I mezzi da sbarco diventano sempre più moderni

By | 15 Febbraio 2018

I militari sono soliti spostarsi con unità navali di immense dimensioni, navi queste che non possono di certo avvicinarsi alla costa perché hanno bisogno di acque davvero molto profonde altrimenti c’è il rischio che restino incagliate. Proprio per questo motivo c’è la necessità per i militari di disporre direttamente presso queste unità navali di mezzi da sbarco, imbarcazioni quindi di piccole dimensioni che hanno il compito di portare un gruppo di militari dalla nave principale sino alla costa.

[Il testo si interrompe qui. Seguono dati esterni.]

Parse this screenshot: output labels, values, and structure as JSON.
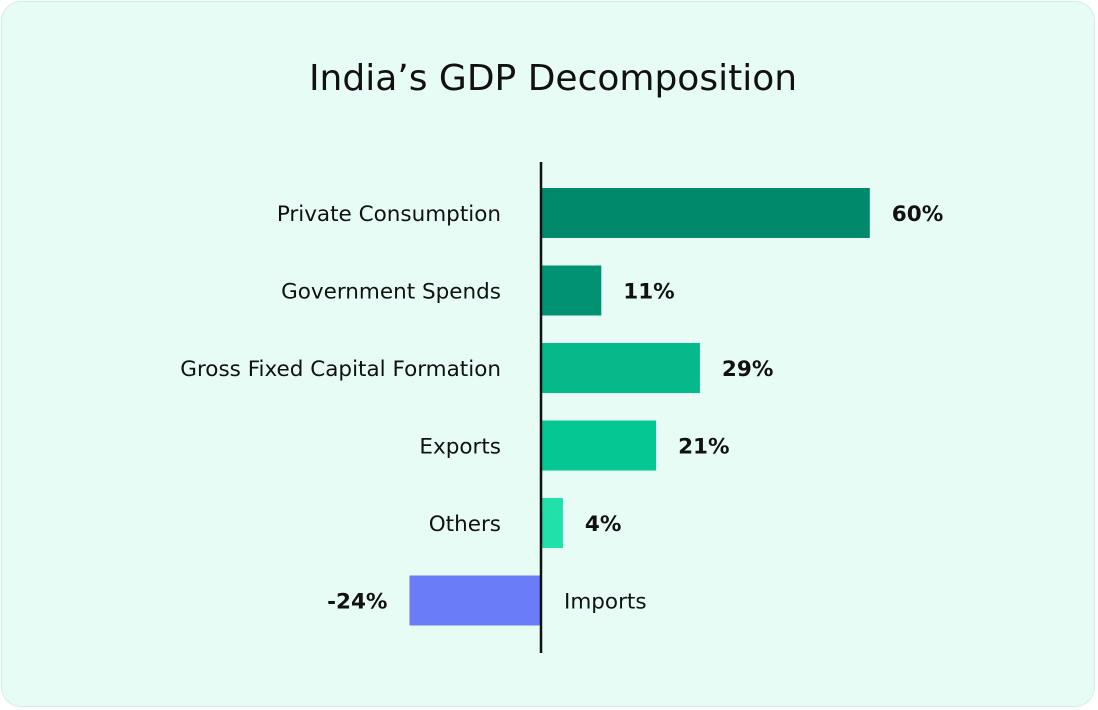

Sino a qualche anno fa i mezzi da sbarco in assoluto più diffusi erano quelli in vetroresina. Con il passare del tempo invece si è diffusa sempre di più la realizzazione di imbarcazioni in alluminio. L’alluminio è infatti un materiale che resiste agli urti in modo davvero intenso, molto più intensamente rispetto alla vetroresina e anche rispetto ad altre tipologie di materiali compositi. La resistenza agli urti è molto importante quando si tratta di imbarcazioni che devono raggiungere la costa, che devono passare quindi a pelo su fondali rocciosi o sabbiosi e che devono fermarsi direttamente su una spiaggia. In queste situazioni infatti gli urti possono essere davvero numerosi, urti che con altri materiali potrebbero dare vita a delle vere e proprie falle. Che si creino delle falle nell’alluminio è invece davvero molto raro e anche quando ciò dovesse accadere, magari perché un urto è stato particolarmente violento, potete stare certi che il danno resterà sempre contenuto e quindi anche molto più semplice da riparare.

Possibilmente i mezzi da sbarco in allumino devono essere anche di semplice manutenzione. Avere mezzi che necessitano di una quantità di attenzioni infinita non è mai un bene, soprattutto per i militari che hanno sempre molte attività da dover portare avanti. Senza dimenticare poi che una manutenzione ordinaria davvero molto intensa può comportare anche un dispendio economico importante, che nessuno oggi vuole doversi sobbarcare. Meglio scegliere quindi i mezzi in alluminio, non vi pare?

I mezzi da sbarco devono essere infine veloci e leggeri così che raggiungere la costa risulti sempre molto semplice. Devono essere a basso consumo così da consentire un risparmio di carburante e di soldi e da poter essere considerati anche ecologici. Devono infine essere realizzati secondo la normativa UNI EN ISO 9001: 200 e tutte le normative europee vigenti. Ci sentiamo in dovere di ricordare che le normative europee in fatto di imbarcazioni cambiano davvero molto spesso e proprio per questo motivo è di fondamentale importanza fare affidamento su cantieri navali che siano altamente professionali e sempre aggiornati. I cantieri navali di questa tipologia sono solitamente in grado di garantire anche imbarcazioni sempre all’avanguardia, moderne in modo davvero impeccabile, improntate verso il progresso. Un esempio di uno tra i migliori cantieri navali oggi disponibili? A nostro avviso i Cantieri Mancini di Venezia, cantieri questi che nascono come officina metallurgica verso la fine degli anni ‘50 e che con il passare del tempo si sono trasformati in cantieri a tutti gli effetti grazie al richiamo del mare e della natura e ad passione davvero molto intensa.